Ohne ein weiteres Wort riss er meinen Kopf an den Haaren zur Seite und schlug seine Zähne in meinen Hals. Ich schrie, es tat so weh. Es war schlimmer als alles andere bisher. In diesem Moment wollte ich nur eins, sterben. Wieso brachte er mich nicht um? Bitte töte mich. Bitte, bereite meinem unnützen Leben ein Ende. Ich hörte mein eigenes schluchzen, leise und hoffnungslos. Mein Körper erstarrte zu Eis.
"Es tut…mir lied"
Meine Stimme war nicht mehr als ein leises Flüstern. Was hatte ich mir nur dabei gedacht. Mir hätte klar sein müssen das es zu keiner Zeit eine Chance für mich gab ihm zu entkommen. Ich war so naiv.

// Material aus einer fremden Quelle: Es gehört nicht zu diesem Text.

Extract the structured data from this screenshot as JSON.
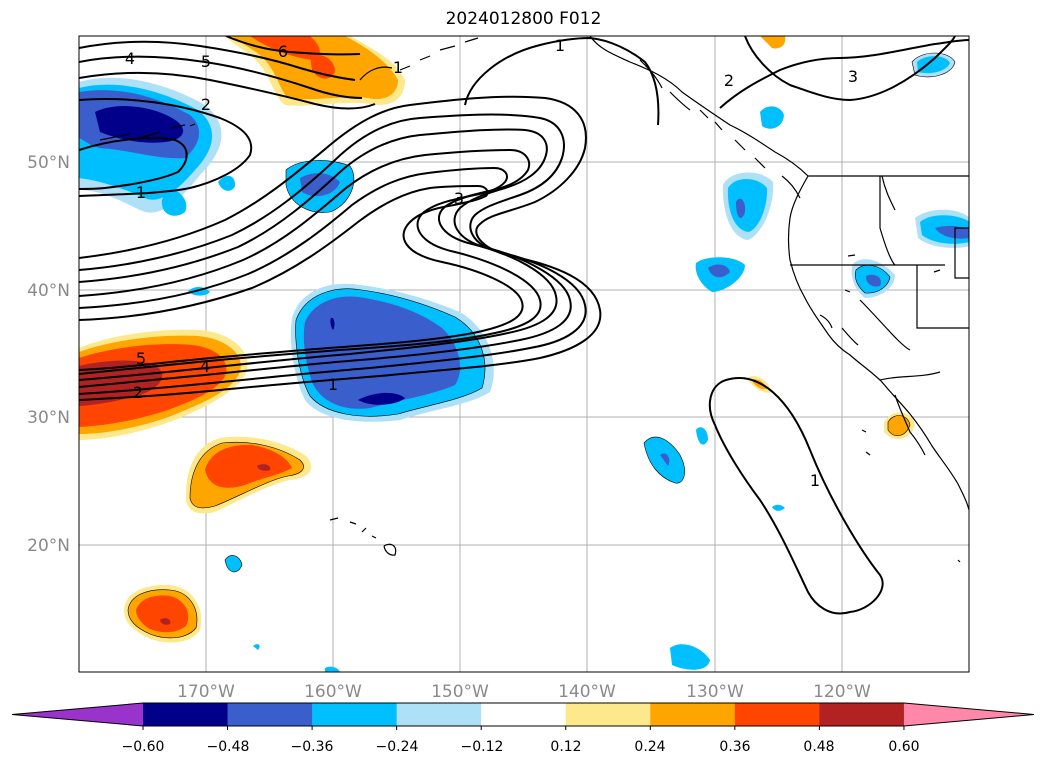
{
  "title": "2024012800 F012",
  "map": {
    "longitude_ticks": [
      "170°W",
      "160°W",
      "150°W",
      "140°W",
      "130°W",
      "120°W"
    ],
    "latitude_ticks": [
      "50°N",
      "40°N",
      "30°N",
      "20°N"
    ],
    "contour_labels": [
      "4",
      "5",
      "6",
      "2",
      "1",
      "1",
      "3",
      "3",
      "2",
      "1",
      "5",
      "4",
      "2",
      "1",
      "1"
    ]
  },
  "colorbar": {
    "colors": [
      "#9933cc",
      "#00008b",
      "#3a5fcd",
      "#00bfff",
      "#aee0f7",
      "#ffffff",
      "#fde98c",
      "#ffa500",
      "#ff4500",
      "#b22222",
      "#ff88aa"
    ],
    "tick_labels": [
      "−0.60",
      "−0.48",
      "−0.36",
      "−0.24",
      "−0.12",
      "0.12",
      "0.24",
      "0.36",
      "0.48",
      "0.60"
    ]
  }
}
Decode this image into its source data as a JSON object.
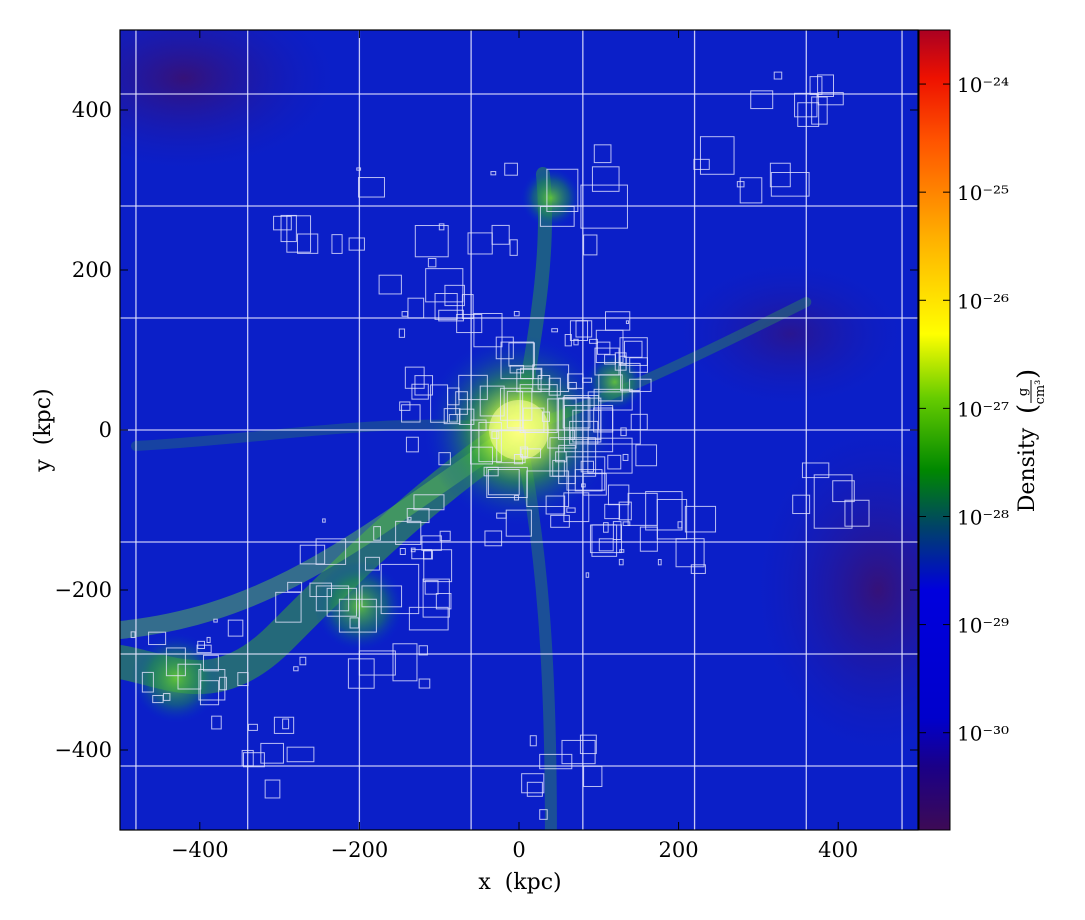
{
  "chart_data": {
    "type": "heatmap",
    "title": "",
    "xlabel": "x  (kpc)",
    "ylabel": "y  (kpc)",
    "xlim": [
      -500,
      500
    ],
    "ylim": [
      -500,
      500
    ],
    "x_ticks": [
      -400,
      -200,
      0,
      200,
      400
    ],
    "y_ticks": [
      -400,
      -200,
      0,
      200,
      400
    ],
    "x_tick_labels": [
      "−400",
      "−200",
      "0",
      "200",
      "400"
    ],
    "y_tick_labels": [
      "−400",
      "−200",
      "0",
      "200",
      "400"
    ],
    "grid": false,
    "colorbar": {
      "label": "Density",
      "unit_numerator": "g",
      "unit_denominator": "cm³",
      "scale": "log",
      "range_exponent": [
        -30.9,
        -23.5
      ],
      "tick_exponents": [
        -24,
        -25,
        -26,
        -27,
        -28,
        -29,
        -30
      ],
      "tick_labels": [
        "10⁻²⁴",
        "10⁻²⁵",
        "10⁻²⁶",
        "10⁻²⁷",
        "10⁻²⁸",
        "10⁻²⁹",
        "10⁻³⁰"
      ],
      "colors": [
        "#3d0a55",
        "#0000cc",
        "#009900",
        "#ffff00",
        "#ff9900",
        "#ff2200",
        "#cc0000"
      ]
    },
    "grid_patch_lines_kpc": {
      "vertical": [
        -480,
        -340,
        -200,
        -60,
        80,
        220,
        360,
        480
      ],
      "horizontal": [
        420,
        280,
        140,
        0,
        -140,
        -280,
        -420
      ]
    },
    "density_features": [
      {
        "x": 0,
        "y": 0,
        "level": "high"
      },
      {
        "x": -200,
        "y": -220,
        "level": "medium"
      },
      {
        "x": -430,
        "y": -310,
        "level": "medium"
      },
      {
        "x": 40,
        "y": 290,
        "level": "low"
      },
      {
        "x": 120,
        "y": 60,
        "level": "low"
      }
    ]
  }
}
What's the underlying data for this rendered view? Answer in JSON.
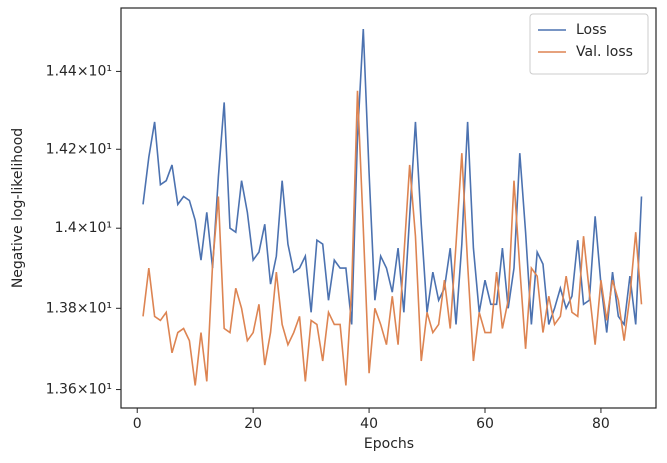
{
  "chart_data": {
    "type": "line",
    "xlabel": "Epochs",
    "ylabel": "Negative log-likelihood",
    "x": [
      1,
      2,
      3,
      4,
      5,
      6,
      7,
      8,
      9,
      10,
      11,
      12,
      13,
      14,
      15,
      16,
      17,
      18,
      19,
      20,
      21,
      22,
      23,
      24,
      25,
      26,
      27,
      28,
      29,
      30,
      31,
      32,
      33,
      34,
      35,
      36,
      37,
      38,
      39,
      40,
      41,
      42,
      43,
      44,
      45,
      46,
      47,
      48,
      49,
      50,
      51,
      52,
      53,
      54,
      55,
      56,
      57,
      58,
      59,
      60,
      61,
      62,
      63,
      64,
      65,
      66,
      67,
      68,
      69,
      70,
      71,
      72,
      73,
      74,
      75,
      76,
      77,
      78,
      79,
      80,
      81,
      82,
      83,
      84,
      85,
      86,
      87
    ],
    "series": [
      {
        "name": "Loss",
        "color": "#4c72b0",
        "values": [
          14.06,
          14.18,
          14.27,
          14.11,
          14.12,
          14.16,
          14.06,
          14.08,
          14.07,
          14.02,
          13.92,
          14.04,
          13.9,
          14.13,
          14.32,
          14.0,
          13.99,
          14.12,
          14.04,
          13.92,
          13.94,
          14.01,
          13.86,
          13.93,
          14.12,
          13.96,
          13.89,
          13.9,
          13.93,
          13.79,
          13.97,
          13.96,
          13.82,
          13.92,
          13.9,
          13.9,
          13.76,
          14.23,
          14.51,
          14.14,
          13.82,
          13.93,
          13.9,
          13.84,
          13.95,
          13.79,
          14.03,
          14.27,
          14.01,
          13.79,
          13.89,
          13.82,
          13.85,
          13.95,
          13.76,
          13.96,
          14.27,
          13.95,
          13.79,
          13.87,
          13.81,
          13.81,
          13.95,
          13.8,
          13.9,
          14.19,
          13.99,
          13.76,
          13.94,
          13.91,
          13.76,
          13.8,
          13.85,
          13.8,
          13.83,
          13.97,
          13.81,
          13.82,
          14.03,
          13.86,
          13.74,
          13.89,
          13.78,
          13.76,
          13.88,
          13.76,
          14.08
        ]
      },
      {
        "name": "Val. loss",
        "color": "#dd8452",
        "values": [
          13.78,
          13.9,
          13.78,
          13.77,
          13.79,
          13.69,
          13.74,
          13.75,
          13.72,
          13.61,
          13.74,
          13.62,
          13.91,
          14.08,
          13.75,
          13.74,
          13.85,
          13.8,
          13.72,
          13.74,
          13.81,
          13.66,
          13.74,
          13.89,
          13.76,
          13.71,
          13.74,
          13.78,
          13.62,
          13.77,
          13.76,
          13.67,
          13.79,
          13.76,
          13.76,
          13.61,
          13.85,
          14.35,
          14.0,
          13.64,
          13.8,
          13.76,
          13.71,
          13.83,
          13.71,
          13.93,
          14.16,
          13.98,
          13.67,
          13.79,
          13.74,
          13.76,
          13.87,
          13.75,
          13.96,
          14.19,
          13.91,
          13.67,
          13.79,
          13.74,
          13.74,
          13.89,
          13.75,
          13.82,
          14.12,
          13.9,
          13.7,
          13.9,
          13.88,
          13.74,
          13.83,
          13.76,
          13.78,
          13.88,
          13.79,
          13.78,
          13.98,
          13.84,
          13.71,
          13.87,
          13.77,
          13.87,
          13.82,
          13.72,
          13.83,
          13.99,
          13.81
        ]
      }
    ],
    "xlim": [
      -2.8,
      89.5
    ],
    "xticks": [
      0,
      20,
      40,
      60,
      80
    ],
    "ylim": [
      13.555,
      14.565
    ],
    "ylog": true,
    "yticks": [
      {
        "value": 13.6,
        "label": "1.36×10¹"
      },
      {
        "value": 13.8,
        "label": "1.38×10¹"
      },
      {
        "value": 14.0,
        "label": "1.4×10¹"
      },
      {
        "value": 14.2,
        "label": "1.42×10¹"
      },
      {
        "value": 14.4,
        "label": "1.44×10¹"
      }
    ],
    "grid": false,
    "legend": "upper right"
  }
}
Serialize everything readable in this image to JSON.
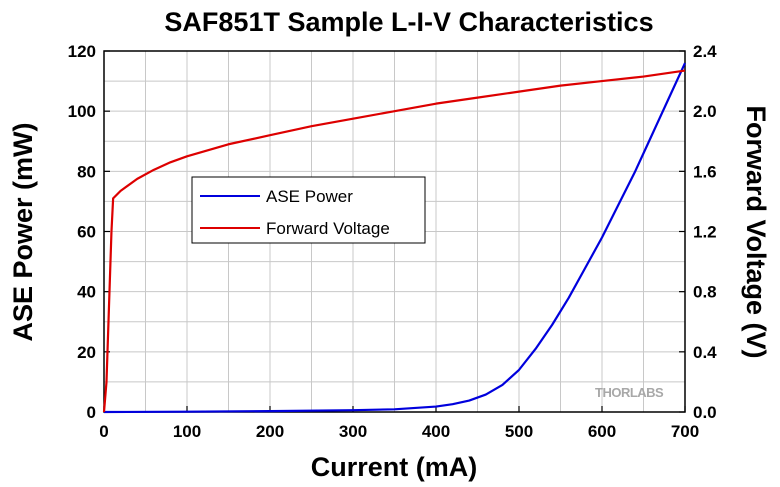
{
  "watermark": "THORLABS",
  "chart_data": {
    "type": "line",
    "title": "SAF851T Sample L-I-V Characteristics",
    "xlabel": "Current (mA)",
    "ylabel": "ASE Power (mW)",
    "y2label": "Forward Voltage (V)",
    "xlim": [
      0,
      700
    ],
    "ylim": [
      0,
      120
    ],
    "y2lim": [
      0,
      2.4
    ],
    "xticks": [
      "0",
      "100",
      "200",
      "300",
      "400",
      "500",
      "600",
      "700"
    ],
    "yticks": [
      "0",
      "20",
      "40",
      "60",
      "80",
      "100",
      "120"
    ],
    "y2ticks": [
      "0.0",
      "0.4",
      "0.8",
      "1.2",
      "1.6",
      "2.0",
      "2.4"
    ],
    "grid": true,
    "legend_position": "center-left",
    "series": [
      {
        "name": "ASE Power",
        "axis": "left",
        "color": "#0000dd",
        "x": [
          0,
          100,
          200,
          300,
          350,
          400,
          420,
          440,
          460,
          480,
          500,
          520,
          540,
          560,
          580,
          600,
          620,
          640,
          660,
          680,
          700
        ],
        "y": [
          0,
          0.1,
          0.3,
          0.6,
          0.9,
          1.8,
          2.6,
          3.8,
          5.8,
          9,
          14,
          21,
          29,
          38,
          48,
          58,
          69,
          80,
          92,
          104,
          116
        ]
      },
      {
        "name": "Forward Voltage",
        "axis": "right",
        "color": "#dd0000",
        "x": [
          0,
          3,
          6,
          9,
          11,
          20,
          40,
          60,
          80,
          100,
          150,
          200,
          250,
          300,
          350,
          400,
          450,
          500,
          550,
          600,
          650,
          700
        ],
        "y": [
          0.0,
          0.2,
          0.7,
          1.2,
          1.42,
          1.47,
          1.55,
          1.61,
          1.66,
          1.7,
          1.78,
          1.84,
          1.9,
          1.95,
          2.0,
          2.05,
          2.09,
          2.13,
          2.17,
          2.2,
          2.23,
          2.27
        ]
      }
    ]
  }
}
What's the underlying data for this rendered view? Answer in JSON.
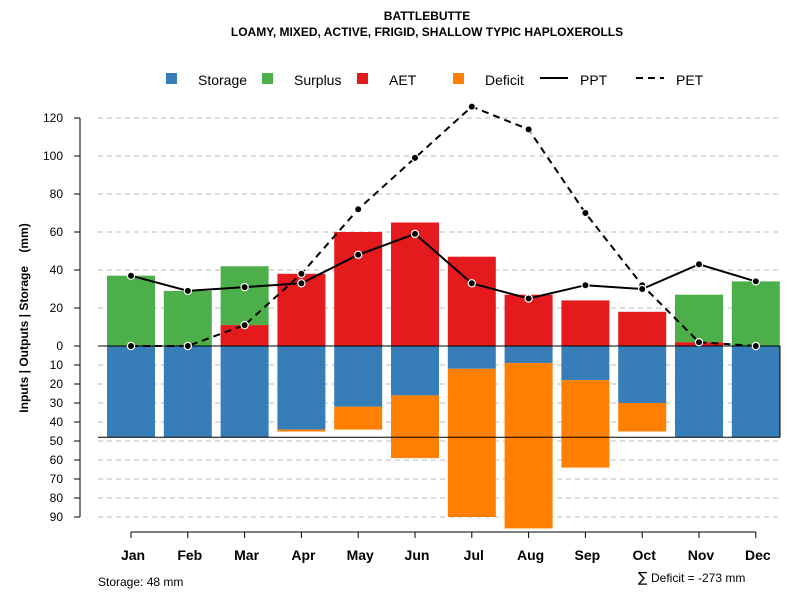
{
  "chart_data": {
    "type": "bar",
    "title": "BATTLEBUTTE",
    "subtitle": "LOAMY, MIXED, ACTIVE, FRIGID, SHALLOW TYPIC HAPLOXEROLLS",
    "ylabel": "Inputs | Outputs | Storage    (mm)",
    "categories": [
      "Jan",
      "Feb",
      "Mar",
      "Apr",
      "May",
      "Jun",
      "Jul",
      "Aug",
      "Sep",
      "Oct",
      "Nov",
      "Dec"
    ],
    "upper_ticks": [
      "0",
      "20",
      "40",
      "60",
      "80",
      "100",
      "120"
    ],
    "lower_ticks": [
      "10",
      "20",
      "30",
      "40",
      "50",
      "60",
      "70",
      "80",
      "90"
    ],
    "ylim_upper": [
      0,
      130
    ],
    "ylim_lower": [
      0,
      95
    ],
    "storage_capacity": 48,
    "series": [
      {
        "name": "Storage",
        "color": "#377EB8",
        "side": "lower",
        "values": [
          48,
          48,
          48,
          44,
          32,
          26,
          12,
          9,
          18,
          30,
          48,
          48
        ]
      },
      {
        "name": "Surplus",
        "color": "#4DAF4A",
        "side": "upper",
        "values": [
          37,
          29,
          31,
          0,
          0,
          0,
          0,
          0,
          0,
          0,
          25,
          34
        ]
      },
      {
        "name": "AET",
        "color": "#E41A1C",
        "side": "upper",
        "values": [
          0,
          0,
          11,
          38,
          60,
          65,
          47,
          27,
          24,
          18,
          2,
          0
        ]
      },
      {
        "name": "Deficit",
        "color": "#FF7F00",
        "side": "lower",
        "values": [
          0,
          0,
          0,
          1,
          12,
          33,
          78,
          87,
          46,
          15,
          0,
          0
        ]
      },
      {
        "name": "PPT",
        "color": "#000000",
        "style": "solid",
        "values": [
          37,
          29,
          31,
          33,
          48,
          59,
          33,
          25,
          32,
          30,
          43,
          34
        ]
      },
      {
        "name": "PET",
        "color": "#000000",
        "style": "dashed",
        "values": [
          0,
          0,
          11,
          38,
          72,
          99,
          126,
          114,
          70,
          32,
          2,
          0
        ]
      }
    ],
    "legend": [
      "Storage",
      "Surplus",
      "AET",
      "Deficit",
      "PPT",
      "PET"
    ],
    "legend_position": "top"
  },
  "footer": {
    "storage_label": "Storage: 48 mm",
    "deficit_symbol": "∑",
    "deficit_label": "Deficit = -273 mm"
  }
}
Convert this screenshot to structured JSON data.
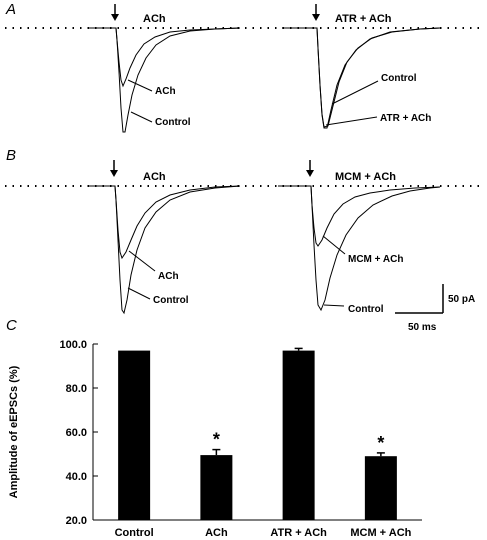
{
  "panels": {
    "A": {
      "letter": "A",
      "left_title": "ACh",
      "right_title": "ATR + ACh",
      "left_callouts": [
        "ACh",
        "Control"
      ],
      "right_callouts": [
        "Control",
        "ATR + ACh"
      ]
    },
    "B": {
      "letter": "B",
      "left_title": "ACh",
      "right_title": "MCM + ACh",
      "left_callouts": [
        "ACh",
        "Control"
      ],
      "right_callouts": [
        "MCM + ACh",
        "Control"
      ]
    },
    "C": {
      "letter": "C"
    }
  },
  "scale_bar": {
    "vertical": "50 pA",
    "horizontal": "50 ms"
  },
  "chart_data": {
    "type": "bar",
    "categories": [
      "Control",
      "ACh",
      "ATR + ACh",
      "MCM + ACh"
    ],
    "values": [
      97.0,
      49.5,
      97.0,
      49.0
    ],
    "errors": [
      0.0,
      2.5,
      1.0,
      1.5
    ],
    "significance": [
      "",
      "*",
      "",
      "*"
    ],
    "ylabel": "Amplitude of eEPSCs (%)",
    "xlabel": "",
    "ylim": [
      20.0,
      100.0
    ],
    "yticks": [
      "20.0",
      "40.0",
      "60.0",
      "80.0",
      "100.0"
    ],
    "bar_color": "#000000"
  }
}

Wimmernt glitt ich die Wand hinunter. Ich konnte einfach nicht mehr stehen. Die Kraft verließ langsam meinen Körper. Endlich ließ er von mir ab und zog mich kraftvoll zurück auf meine Beine. Er drückte mein Kinn zu sich nach oben und blickte mich an. In seinen Augen loderte der Zorn. Doch auch Triumph über seine Macht war nicht zu übersehen.
"Lass dir das eine Lehre sein. Beim nächsten Mal wirst du nicht lebend davonkommen. Und jetzt sei schön brav und komm mit. Ich will nicht länger als nötig an diesem Ort sein."
Ich erwiederte nichts sondern stemmte mich schwanken wieder auf meine Beine und folgte ihm langsam. Der Lichter der Stadt waren verschwunden. Alles erschien mir jetzt grau und lustlos.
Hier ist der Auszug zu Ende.